"He had almost no formal schooling, but he taught himself by reading books about chemistry and physics while he worked as a bookbinder's errand boy. Young Faraday got the chance to go and hear four lectures by the famous physicist Humphry Davy. Later, Davy hired him as his assistant.
"Eventually, he became one of the greatest scientists of his era, even though he never learned the complex mathematics that many people considered a necessary context for science. He made huge breakthroughs in the field of electromagnetism — he discovered magneto-electric induction, the law of electro-chemical decomposition, the magnetization of light, and diamagnetism; and he discovered benzene."
This seems like an appropriate day to repeat one of my favorite stories from Isaac Asimov's Treasury of Humor, in which Michael Faraday plays an important role.
Jones had died and gone to heaven and, as a reward for a most exemplary life, was given the grand tour. To his amazement he found that heaven was made up of many sectors, each utterly different.
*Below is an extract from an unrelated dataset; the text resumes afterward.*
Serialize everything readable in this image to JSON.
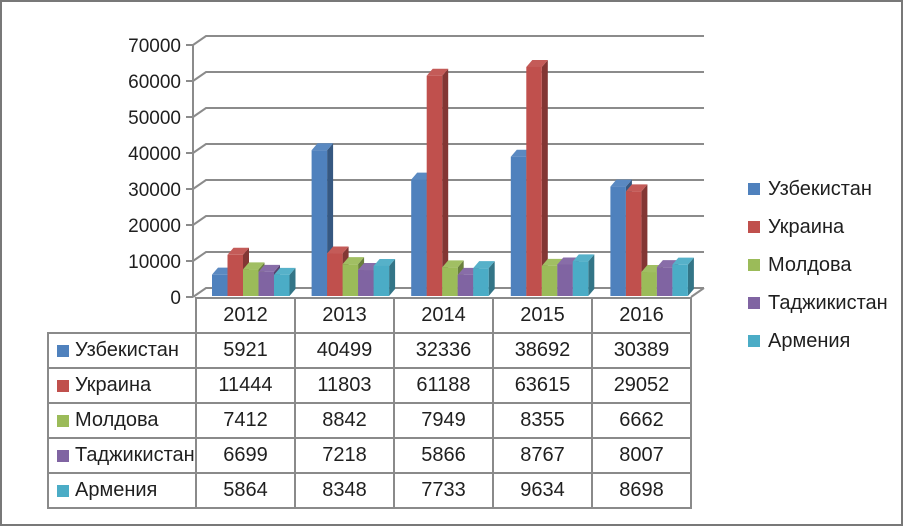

He passed though the Jewish heaven where millions of people in prayer shawls sang exultantly before the Ark of the Covenant. Then there was the Catholic heaven filled with organ music and incense, where an eternal mass was celebrated in a star-high, skywide cathedral.
"Oh," said the archangelic guide, "we're ecumenical here; we have something for every taste. After all, a good man is a good man and deserves his reward whatever little difference in ritual may exist. Over there is the Moslem heaven with its houris; yonder the Buddhist heaven of contemplation and nirvana. And here -- here is rather a little curiosity."
They crossed a bridge of the firmament and entered into a scene of whitewashed simplicity in which a relatively small number of men and women were singing hymns.
The guide tiptoed past and whispered, "This is a small sect of Christians called Sandemanians. There were only a few thousand altogether. The great scientist Michael Faraday was one. You can see him there."
"Fascinating," whispered Jones. "But tell me, why are we whispering?"
"Because they mustn't hear us. They think they're the only ones here."